D'Alessandro afirma que por mais que seja uma final de turno, é o primeiro objetivo do Inter na temporada. O meia argentino ainda falou sobre o que espera dessa final contra o time de Ijuí.
— É um jogo complicado, difícil. É uma final, a gente sabe que não define o campeonato, mas sim o primeiro turno, que é o objetivo que o Inter tem a cumprir e vamos fazer tudo para voltar de Ijuí com uma vitória — garantiu.
A arbitragem foi outro assunto que D'Alessandro pediu atenção. O que é notório nesse últimos jogos do Inter, é que o meia do Inter sofre uma espécie de rodízio de faltas dos adversários.
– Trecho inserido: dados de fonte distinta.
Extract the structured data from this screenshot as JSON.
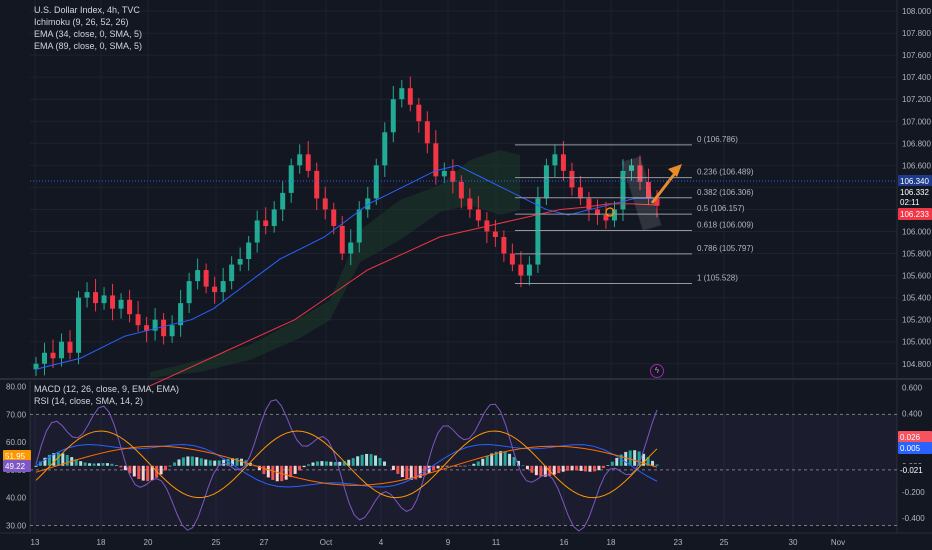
{
  "header": {
    "symbol_line": "U.S. Dollar Index, 4h, TVC",
    "indicators": [
      "Ichimoku (9, 26, 52, 26)",
      "EMA (34, close, 0, SMA, 5)",
      "EMA (89, close, 0, SMA, 5)"
    ]
  },
  "sub_header": {
    "indicators": [
      "MACD (12, 26, close, 9, EMA, EMA)",
      "RSI (14, close, SMA, 14, 2)"
    ]
  },
  "price_axis": {
    "ticks": [
      "108.000",
      "107.800",
      "107.600",
      "107.400",
      "107.200",
      "107.000",
      "106.800",
      "106.600",
      "106.400",
      "106.200",
      "106.000",
      "105.800",
      "105.600",
      "105.400",
      "105.200",
      "105.000",
      "104.800"
    ],
    "ticks_values": [
      108.0,
      107.8,
      107.6,
      107.4,
      107.2,
      107.0,
      106.8,
      106.6,
      106.4,
      106.2,
      106.0,
      105.8,
      105.6,
      105.4,
      105.2,
      105.0,
      104.8
    ],
    "price_tags": [
      {
        "text": "106.340",
        "bg": "#1e3a8a",
        "fg": "#ffffff",
        "value": 106.34
      },
      {
        "text": "106.332",
        "bg": "#131722",
        "fg": "#ffffff",
        "value": 106.332
      },
      {
        "text": "02:11",
        "bg": "#131722",
        "fg": "#ffffff",
        "value": 106.27
      },
      {
        "text": "106.233",
        "bg": "#f23645",
        "fg": "#ffffff",
        "value": 106.233
      }
    ]
  },
  "macd_axis": {
    "ticks": [
      "0.600",
      "0.400",
      "0.200",
      "0.000",
      "-0.200",
      "-0.400"
    ],
    "ticks_values": [
      0.6,
      0.4,
      0.2,
      0.0,
      -0.2,
      -0.4
    ],
    "tags": [
      {
        "text": "0.026",
        "bg": "#f7525f",
        "value": 0.06
      },
      {
        "text": "0.005",
        "bg": "#2962ff",
        "value": 0.0
      },
      {
        "text": "-0.021",
        "bg": "#131722",
        "value": -0.1
      }
    ]
  },
  "rsi_axis": {
    "ticks": [
      "80.00",
      "70.00",
      "60.00",
      "50.00",
      "40.00",
      "30.00"
    ],
    "ticks_values": [
      80,
      70,
      60,
      50,
      40,
      30
    ],
    "tags": [
      {
        "text": "51.95",
        "bg": "#ff9800",
        "value": 51.95
      },
      {
        "text": "49.22",
        "bg": "#7e57c2",
        "value": 49.22
      }
    ]
  },
  "time_axis": {
    "labels": [
      "13",
      "18",
      "20",
      "25",
      "27",
      "Oct",
      "4",
      "9",
      "11",
      "16",
      "18",
      "23",
      "25",
      "30",
      "Nov"
    ]
  },
  "fibonacci": {
    "levels": [
      {
        "label": "0 (106.786)",
        "price": 106.786
      },
      {
        "label": "0.236 (106.489)",
        "price": 106.489
      },
      {
        "label": "0.382 (106.306)",
        "price": 106.306
      },
      {
        "label": "0.5 (106.157)",
        "price": 106.157
      },
      {
        "label": "0.618 (106.009)",
        "price": 106.009
      },
      {
        "label": "0.786 (105.797)",
        "price": 105.797
      },
      {
        "label": "1 (105.528)",
        "price": 105.528
      }
    ]
  },
  "colors": {
    "background": "#131722",
    "up": "#22ab94",
    "down": "#f23645",
    "ema34": "#2962ff",
    "ema89": "#f23645",
    "cloud": "#1b3a2a",
    "fib": "#9598a1",
    "macd_line": "#2962ff",
    "signal_line": "#ff6d00",
    "rsi": "#7e57c2",
    "rsi_ma": "#ff9800",
    "arrow": "#e88b2d"
  },
  "chart_data": {
    "type": "candlestick",
    "symbol": "U.S. Dollar Index",
    "interval": "4h",
    "y_range": [
      104.68,
      108.1
    ],
    "closes_approx": [
      104.8,
      104.9,
      104.85,
      105.0,
      104.9,
      105.4,
      105.45,
      105.35,
      105.42,
      105.3,
      105.38,
      105.25,
      105.15,
      105.1,
      105.2,
      105.05,
      105.15,
      105.35,
      105.55,
      105.65,
      105.5,
      105.45,
      105.55,
      105.7,
      105.75,
      105.9,
      106.1,
      106.05,
      106.2,
      106.35,
      106.6,
      106.7,
      106.55,
      106.3,
      106.2,
      106.05,
      105.8,
      105.9,
      106.2,
      106.3,
      106.6,
      106.9,
      107.2,
      107.3,
      107.15,
      107.0,
      106.8,
      106.5,
      106.55,
      106.45,
      106.3,
      106.2,
      106.1,
      106.0,
      105.95,
      105.8,
      105.7,
      105.6,
      105.7,
      106.3,
      106.6,
      106.7,
      106.55,
      106.4,
      106.3,
      106.2,
      106.15,
      106.1,
      106.2,
      106.55,
      106.6,
      106.45,
      106.3,
      106.233
    ],
    "ema34_approx": [
      104.75,
      104.8,
      104.85,
      104.95,
      105.05,
      105.1,
      105.15,
      105.2,
      105.3,
      105.45,
      105.6,
      105.75,
      105.85,
      105.95,
      106.1,
      106.25,
      106.35,
      106.45,
      106.55,
      106.6,
      106.5,
      106.4,
      106.3,
      106.2,
      106.15,
      106.2,
      106.25,
      106.3,
      106.3
    ],
    "ema89_approx": [
      104.6,
      104.7,
      104.8,
      104.9,
      105.0,
      105.1,
      105.2,
      105.35,
      105.5,
      105.65,
      105.75,
      105.85,
      105.95,
      106.0,
      106.05,
      106.1,
      106.15,
      106.2,
      106.22,
      106.25,
      106.25,
      106.24
    ],
    "macd_range": [
      -0.5,
      0.65
    ],
    "rsi_range": [
      28,
      82
    ]
  }
}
Sobre isso D'Ale pediu um árbitro consciente e à altura de uma final.
— Eu só quero pedir que o árbitro apite bem, que saiba controlar o jogo, o tamanho do campo é diferente, é uma final fora, a gente sabe que vamos jogar contra uma equipe que vai ser uma final do mundo para eles. Temos que entrar da mesma maneira, vai ser um jogo pegado, chato, duro, que quem apitar tenha essa consciência e esteja à altura de uma final — pediu.
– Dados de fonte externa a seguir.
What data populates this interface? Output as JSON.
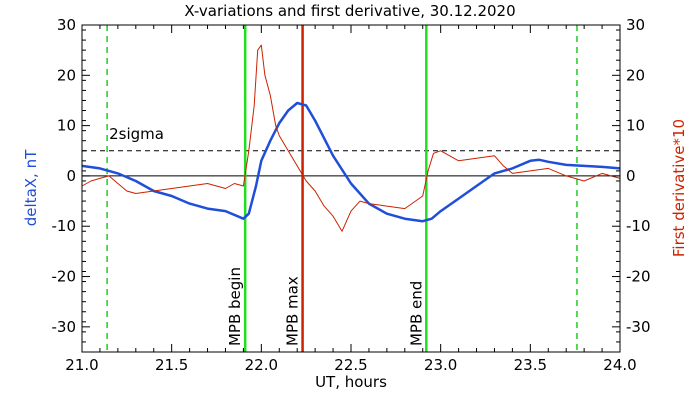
{
  "chart_data": {
    "type": "line",
    "title": "X-variations and first derivative, 30.12.2020",
    "xlabel": "UT, hours",
    "ylabel_left": "deltaX, nT",
    "ylabel_right": "First derivative*10",
    "xlim": [
      21.0,
      24.0
    ],
    "ylim": [
      -35,
      30
    ],
    "xticks": [
      21.0,
      21.5,
      22.0,
      22.5,
      23.0,
      23.5,
      24.0
    ],
    "xtick_labels": [
      "21.0",
      "21.5",
      "22.0",
      "22.5",
      "23.0",
      "23.5",
      "24.0"
    ],
    "yticks": [
      -30,
      -20,
      -10,
      0,
      10,
      20,
      30
    ],
    "ytick_labels": [
      "-30",
      "-20",
      "-10",
      "0",
      "10",
      "20",
      "30"
    ],
    "sigma_level": 5,
    "sigma_label": "2sigma",
    "zero_line": 0,
    "vertical_markers": [
      {
        "x": 21.14,
        "style": "dashed",
        "color": "#22cc22"
      },
      {
        "x": 21.91,
        "style": "solid",
        "color": "#22dd22",
        "label": "MPB begin"
      },
      {
        "x": 22.23,
        "style": "solid",
        "color": "#cc2200",
        "label": "MPB max"
      },
      {
        "x": 22.92,
        "style": "solid",
        "color": "#22dd22",
        "label": "MPB end"
      },
      {
        "x": 23.76,
        "style": "dashed",
        "color": "#22cc22"
      }
    ],
    "series": [
      {
        "color": "#1f4fd8",
        "axis": "left",
        "x": [
          21.0,
          21.1,
          21.2,
          21.3,
          21.4,
          21.5,
          21.6,
          21.7,
          21.8,
          21.9,
          21.93,
          21.97,
          22.0,
          22.05,
          22.1,
          22.15,
          22.2,
          22.25,
          22.3,
          22.4,
          22.5,
          22.6,
          22.7,
          22.8,
          22.9,
          22.95,
          23.0,
          23.1,
          23.2,
          23.3,
          23.4,
          23.5,
          23.55,
          23.6,
          23.7,
          23.8,
          23.9,
          24.0
        ],
        "values": [
          2.0,
          1.5,
          0.5,
          -1.0,
          -3.0,
          -4.0,
          -5.5,
          -6.5,
          -7.0,
          -8.5,
          -7.5,
          -2.0,
          3.0,
          7.0,
          10.5,
          13.0,
          14.5,
          14.0,
          11.0,
          4.0,
          -1.5,
          -5.5,
          -7.5,
          -8.5,
          -9.0,
          -8.5,
          -7.0,
          -4.5,
          -2.0,
          0.5,
          1.5,
          3.0,
          3.2,
          2.8,
          2.2,
          2.0,
          1.8,
          1.5
        ]
      },
      {
        "color": "#cc2200",
        "axis": "right",
        "x": [
          21.0,
          21.05,
          21.1,
          21.15,
          21.2,
          21.25,
          21.3,
          21.4,
          21.5,
          21.6,
          21.7,
          21.8,
          21.85,
          21.9,
          21.93,
          21.96,
          21.98,
          22.0,
          22.02,
          22.05,
          22.08,
          22.1,
          22.15,
          22.2,
          22.25,
          22.3,
          22.35,
          22.4,
          22.45,
          22.5,
          22.55,
          22.6,
          22.7,
          22.8,
          22.9,
          22.93,
          22.96,
          23.0,
          23.1,
          23.2,
          23.3,
          23.35,
          23.4,
          23.5,
          23.6,
          23.7,
          23.8,
          23.9,
          24.0
        ],
        "values": [
          -2.0,
          -1.0,
          -0.5,
          0.0,
          -1.5,
          -3.0,
          -3.5,
          -3.0,
          -2.5,
          -2.0,
          -1.5,
          -2.5,
          -1.5,
          -2.0,
          5.0,
          14.0,
          25.0,
          26.0,
          20.0,
          16.0,
          10.0,
          8.0,
          5.0,
          2.0,
          -1.0,
          -3.0,
          -6.0,
          -8.0,
          -11.0,
          -7.0,
          -5.0,
          -5.5,
          -6.0,
          -6.5,
          -4.0,
          1.0,
          4.5,
          5.0,
          3.0,
          3.5,
          4.0,
          2.0,
          0.5,
          1.0,
          1.5,
          0.0,
          -1.0,
          0.5,
          -0.5
        ]
      }
    ]
  }
}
Nos treinamentos coletivos, o técnico Dunga para o treino diversas vezes para ensaiar jogadas de bola parada, tanto ofensivas quanto defensivas. D'Alessandro afirma que isso sempre é trabalhado, e que principalmente nesse jogo pode ser o diferencial para sair com a vitória.
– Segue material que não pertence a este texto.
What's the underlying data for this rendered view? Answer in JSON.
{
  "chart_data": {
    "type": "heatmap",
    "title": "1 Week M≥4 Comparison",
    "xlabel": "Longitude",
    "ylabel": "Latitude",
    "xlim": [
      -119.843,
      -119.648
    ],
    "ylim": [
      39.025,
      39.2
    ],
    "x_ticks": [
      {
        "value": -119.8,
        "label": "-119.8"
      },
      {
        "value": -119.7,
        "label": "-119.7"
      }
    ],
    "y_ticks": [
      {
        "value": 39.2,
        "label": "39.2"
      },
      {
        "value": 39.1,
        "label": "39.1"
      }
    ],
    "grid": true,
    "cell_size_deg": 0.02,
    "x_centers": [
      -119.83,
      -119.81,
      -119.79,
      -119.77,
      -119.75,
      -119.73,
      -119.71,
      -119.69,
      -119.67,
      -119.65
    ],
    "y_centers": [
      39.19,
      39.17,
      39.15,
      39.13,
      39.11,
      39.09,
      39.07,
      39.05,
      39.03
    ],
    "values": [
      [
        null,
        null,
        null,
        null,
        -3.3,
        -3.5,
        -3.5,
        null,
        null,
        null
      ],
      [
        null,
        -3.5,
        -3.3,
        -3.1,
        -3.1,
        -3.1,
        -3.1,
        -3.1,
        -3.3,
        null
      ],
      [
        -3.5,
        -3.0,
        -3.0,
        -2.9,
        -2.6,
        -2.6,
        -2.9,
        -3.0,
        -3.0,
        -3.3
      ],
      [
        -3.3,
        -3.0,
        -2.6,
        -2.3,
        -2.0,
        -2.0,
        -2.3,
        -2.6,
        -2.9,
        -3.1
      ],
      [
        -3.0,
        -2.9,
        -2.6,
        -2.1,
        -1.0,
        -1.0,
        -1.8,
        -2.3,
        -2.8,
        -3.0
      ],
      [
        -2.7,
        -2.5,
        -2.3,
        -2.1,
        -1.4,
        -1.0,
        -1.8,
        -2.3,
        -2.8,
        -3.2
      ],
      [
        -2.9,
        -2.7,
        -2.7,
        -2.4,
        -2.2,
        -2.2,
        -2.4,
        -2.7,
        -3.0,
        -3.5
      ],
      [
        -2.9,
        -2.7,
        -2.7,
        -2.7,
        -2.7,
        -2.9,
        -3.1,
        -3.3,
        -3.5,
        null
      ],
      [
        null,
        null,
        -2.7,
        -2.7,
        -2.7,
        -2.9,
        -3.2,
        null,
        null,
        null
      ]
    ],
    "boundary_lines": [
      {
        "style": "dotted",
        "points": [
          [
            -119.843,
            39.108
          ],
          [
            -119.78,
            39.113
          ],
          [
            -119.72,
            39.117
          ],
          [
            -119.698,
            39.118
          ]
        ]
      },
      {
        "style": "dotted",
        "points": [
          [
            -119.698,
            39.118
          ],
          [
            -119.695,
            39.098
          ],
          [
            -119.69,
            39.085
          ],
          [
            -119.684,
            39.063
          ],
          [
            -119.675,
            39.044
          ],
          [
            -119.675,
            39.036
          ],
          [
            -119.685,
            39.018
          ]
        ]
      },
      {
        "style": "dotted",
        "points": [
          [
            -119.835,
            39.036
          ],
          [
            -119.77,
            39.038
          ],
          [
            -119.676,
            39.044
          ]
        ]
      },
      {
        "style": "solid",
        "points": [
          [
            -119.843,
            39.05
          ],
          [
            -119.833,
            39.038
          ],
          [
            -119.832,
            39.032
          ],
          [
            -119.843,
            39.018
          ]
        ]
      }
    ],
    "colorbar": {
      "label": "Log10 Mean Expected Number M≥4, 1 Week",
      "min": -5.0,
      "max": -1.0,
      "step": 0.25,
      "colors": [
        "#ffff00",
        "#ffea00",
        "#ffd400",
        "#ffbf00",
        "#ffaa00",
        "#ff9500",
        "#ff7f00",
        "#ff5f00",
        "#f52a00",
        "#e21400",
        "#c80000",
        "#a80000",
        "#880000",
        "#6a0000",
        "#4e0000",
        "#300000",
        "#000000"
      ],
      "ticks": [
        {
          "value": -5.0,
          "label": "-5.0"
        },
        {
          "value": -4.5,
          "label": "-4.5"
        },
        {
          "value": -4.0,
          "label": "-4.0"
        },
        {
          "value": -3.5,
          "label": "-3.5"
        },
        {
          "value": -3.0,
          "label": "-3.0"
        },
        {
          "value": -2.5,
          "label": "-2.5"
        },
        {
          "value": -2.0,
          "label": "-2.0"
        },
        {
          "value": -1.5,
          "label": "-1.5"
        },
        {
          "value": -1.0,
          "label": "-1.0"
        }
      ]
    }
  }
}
— Trabalhamos sempre, o futebol hoje é muito competitivo, às vezes os jogos são muito fechados e sabemos que a bola parada pode definir a vitória. São Luiz tem uma bola parada boa, e eles aproveitam o tamanho campo e qualquer faltinha perto da área eles tentam aproveitar. Vamos ter que cuida isso, vamos nos concentrar bem, temos que caprichar na bola ofensiva quanto na marcação na bola defensiva — afirmou D'Ale, pedindo atenção.
A maioria dos torcedores acreditam que a responsabilidade de sair com a vitória é do Inter. D'Alessandro concorda em parte, pois crê que o grupo colorado tem maior favoritismo, mas não o total. O argentino explicou como o Inter terá que jogar para sair com a vitória.
— Toda (responsabilidade) não, mas maior parte, a gente tem que reconhecer sem desmerecer o adversário, a nossa base do nosso trabalho esse ano foi a humildade. A gente respeitou todos os adversários e não vai ser diferente na final. Nossa responsabilidade é muito grande, um clube do tamanho do Inter, não pode deixar nada de lado. Nós vamos com muita dedicação vamos ter que correr, marcar, jogar para mostrar essa responsabilidade dentro do campo.
Sobre a seleção argentina, D'Alessandro afirma que isso sempre está na cabeça dele. A única convocação que ele teve com o atual técnico Alejandro Sabella, não conseguiu se apresentar por causa de uma lesão. Porém, D'Ale que continuará trabalhando bem para ser lembrado.
— O plano de voltar a seleção sempre, o sonho está na minha cabeça, é uma consequência do meu trabalho e vou continuar trabalhando. Já fiz parte da seleção e gostaria de ter essa chance de novo, tomara que continue assim, e vai chegar essa chance sempre que eu continue trabalhando bem no clube e de o meu melhor para que o treinador confie em mim — finalizou.